Autor: consumo-critico-msf@inventati.org Data: Temat: [Consumo critico - Milano Social Forum]L'inchiesta di Napoli e la
caserma delle torture
Quello che segue è l'atto di accusa dei magistrati che ha portato
all'arresto di due funzionari di polizia (il vicequestore Fabio Ciccimarra,
e il capo dell'antidroga Carlo Solimene) e di sei agenti della questura di
Napoli. E che ha scatenato un terremoto politico e istituzionale dalle
conseguenze imprevedibili. Non solo a Napoli, dove ormai è guerra
dichiarata tra la Questura e la Procura, ma in tutta Italia. In 70 cartelle
i pm Marco Del Gaudio e Francesco Cascini, riassumono fatti, vagliano
testimonianze. Mettono in fila il racconto di una giornata da incubo: il 17
marzo 2001. Quando la democrazia venne sospesa per alcune interminabili
ore, i più elementari diritti delle persone violati, la dignità di uomini e
donne fermati - ingiustamente e al di fuori di ogni legittima procedura,
notano i giudici - calpestata e avvilita. Teatro di una rappresentazione
tragica che evoca scenari di abusi di potere, sopraffazioni, violenze e
gratuiti sadismi, la caserma Raniero della Polizia di Stato. Un luogo dove,
le leggi e la Costituzione insegnano, il cittadino - anche il criminale più
efferato - deve sempre avere la garanzia di entrare senza subire violenze
alla propria persona e senza vedere violata la propria dignità. Il cronista
si ferma qui. Da questo momento inizia il racconto. Punto per punto.

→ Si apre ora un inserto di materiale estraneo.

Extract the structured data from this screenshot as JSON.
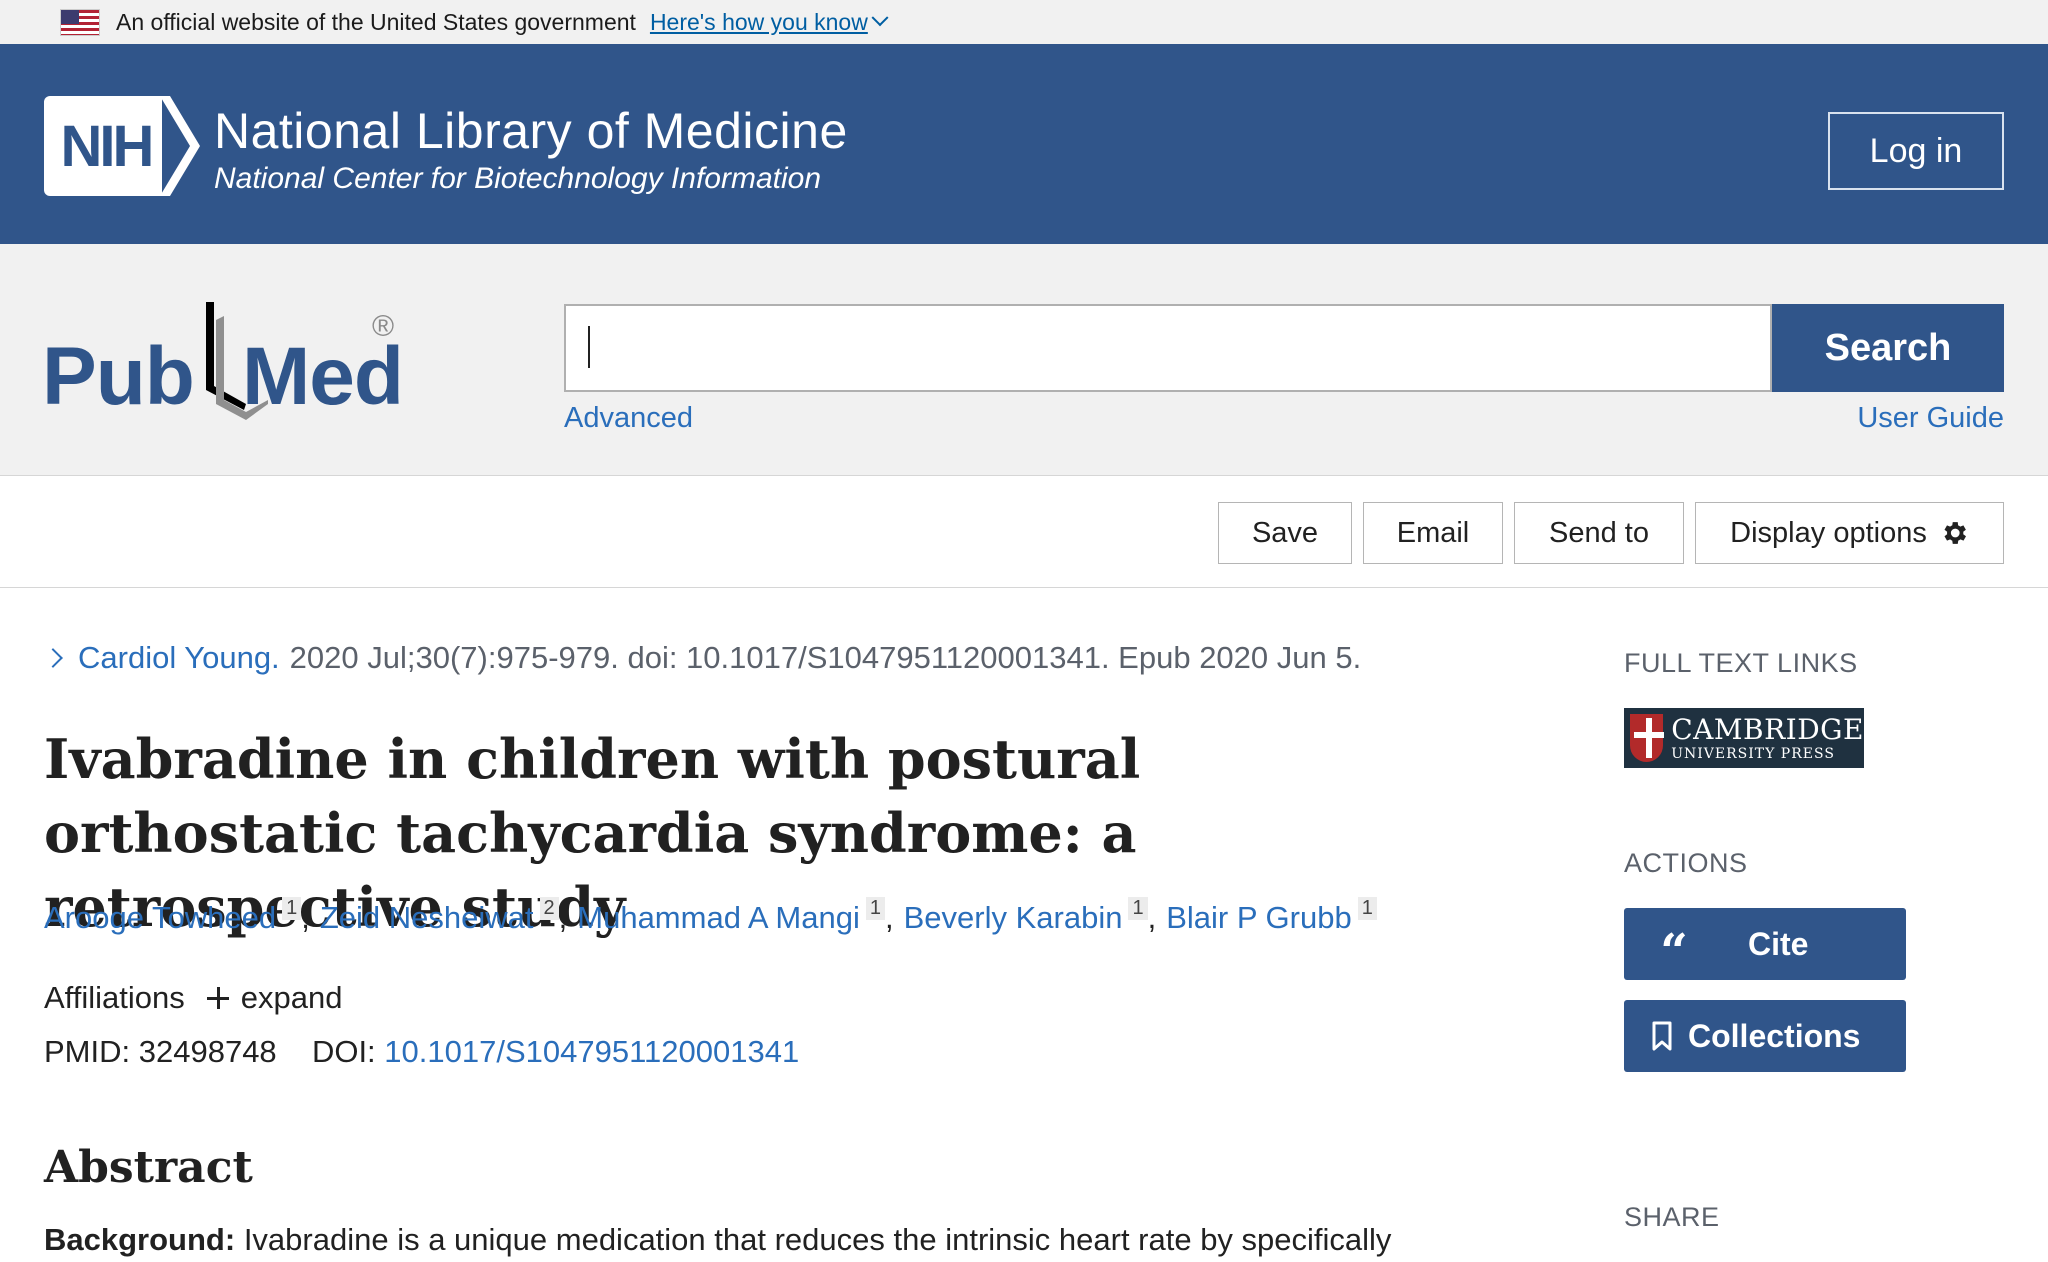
{
  "gov_banner": {
    "text": "An official website of the United States government",
    "link": "Here's how you know"
  },
  "header": {
    "logo_text": "NIH",
    "title": "National Library of Medicine",
    "subtitle": "National Center for Biotechnology Information",
    "login": "Log in"
  },
  "search": {
    "logo_left": "Pub",
    "logo_right": "Med",
    "logo_reg": "®",
    "value": "",
    "button": "Search",
    "advanced": "Advanced",
    "user_guide": "User Guide"
  },
  "toolbar": {
    "save": "Save",
    "email": "Email",
    "send_to": "Send to",
    "display_options": "Display options"
  },
  "article": {
    "journal": "Cardiol Young.",
    "citation": "2020 Jul;30(7):975-979. doi: 10.1017/S1047951120001341. Epub 2020 Jun 5.",
    "title": "Ivabradine in children with postural orthostatic tachycardia syndrome: a retrospective study",
    "authors": [
      {
        "name": "Arooge Towheed",
        "aff": "1"
      },
      {
        "name": "Zeid Nesheiwat",
        "aff": "2"
      },
      {
        "name": "Muhammad A Mangi",
        "aff": "1"
      },
      {
        "name": "Beverly Karabin",
        "aff": "1"
      },
      {
        "name": "Blair P Grubb",
        "aff": "1"
      }
    ],
    "affiliations_label": "Affiliations",
    "expand": "expand",
    "pmid_label": "PMID:",
    "pmid": "32498748",
    "doi_label": "DOI:",
    "doi": "10.1017/S1047951120001341",
    "abstract_heading": "Abstract",
    "abstract_bg_label": "Background:",
    "abstract_bg_text": "Ivabradine is a unique medication that reduces the intrinsic heart rate by specifically"
  },
  "sidebar": {
    "full_text_links": "FULL TEXT LINKS",
    "publisher_line1": "CAMBRIDGE",
    "publisher_line2": "UNIVERSITY PRESS",
    "actions": "ACTIONS",
    "cite": "Cite",
    "collections": "Collections",
    "share": "SHARE"
  },
  "colors": {
    "nih_blue": "#30558a",
    "link_blue": "#2a6ebb",
    "gov_link": "#005ea2"
  }
}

PERCHE' POLIZIOTTI E FUNZIONARI ANDAVANO ARRESTATI
Accuse pesantissime, quelle dei pm e recepite dal giudice per le indagini
preliminari, Isabella Iaselli, tanto gravi da non consentire neppure la
concessione della sospensione condizionale della pena. E allora seguiamolo
il racconto di quel pomeriggio da cani in una caserma della polizia. Che
qui alcuni chiamano la Bolzaneto di Napoli, altri "Garage Olimpo". Solo
un'avvertenza: è roba da stomaci forti.
N. V., giornalista del circuito Indymedia: Sta filmando il
corteo con una telecamere quando viene ferito e portato all'ospedale
Pellegrini insieme ad un amico. Viene portato alla caserma Raniero, qui gli
strappano la telecamera e lui chiede un verbale di sequestro. "Uno dei
poliziotti gli disse che non doveva fare il furbo e che lo avrebbe portato
nella stanza delle torture. Fu accompagnato in bagno per la perquisizione e
un poliziotto vedendo la sua tessera di Indymedia gli disse che quello era
un covo di comunisti e cominciò a picchiarlo, erano in tre a perquisirlo e
tutti e tre continuarono a colpirlo". Gli trovarono una seconda
videocassette, lui protestò e "partirono calci e pugni. Una quarta persona
lo afferrò per i capelli e gli infilò con forza la testa in un lavabo pieno
di urina, ma lui riuscì a non sporcarsi troppo perché la testa urtava
contro il rubinetto".
L. A.. Arrivò in caserma verso le 12,30. "Un agente in borghese le
dava una manata sul viso che le cagionava dolore protrattosi per oltre un
mese. Ha sentito che un ragazzo è stato picchiato con una sedia sulla
schiena e poi è stato picchiato da tre agenti a calci, uguale trattamento
ha ricevuto una ragazza giunta con lui".
S. C. Ha una parapresi spastica agli arti inferiori e
l'occhio destro atrofico. Durante una carica è stato ferito, portato
all'ospedale Loreto Mare, è stato prelevato e trasferito alla caserma
Raniero "dove è stato accolto da un gruppo di poliziotti che gli hanno
sputato addosso". "In bagno è stato fatto spogliare e sottoposto ad
ispezione anale, ha ricevuto ancora calci ma ormai non ci faceva più caso".
Quando i poliziotti hanno scoperto la sua tessera di iscritto
all'associazione ciechi "hanno moderato un po' i toni".
F. C. Lavora da Mc Donalds e quel giorno stava andando al
lavoro, mentre scattava qualche foto della manifestazione è stato fermato,
"trascinato in questura, nel cortile, dove è stato preso a calci e
manganellate". Rilasciato si avviò verso la Cumana per tornare a casa, ma
stava male e si fermò in ospedale. "Dove è stato medicato e fermato da
alcuni poliziotti in borghese. Veniva condotto presso la caserma Raniero
dove un poliziotto lo ha subito pesantemente minacciato; lui si è
aggrappato ad un graduato chiedendo di non essere perquisito da quel
poliziotto. E' stato condotto in bagno e fatto spogliare nudo, ha ricevuto
pugni e botte e ha visto che ad alcuni ragazzi strappavano il piercing".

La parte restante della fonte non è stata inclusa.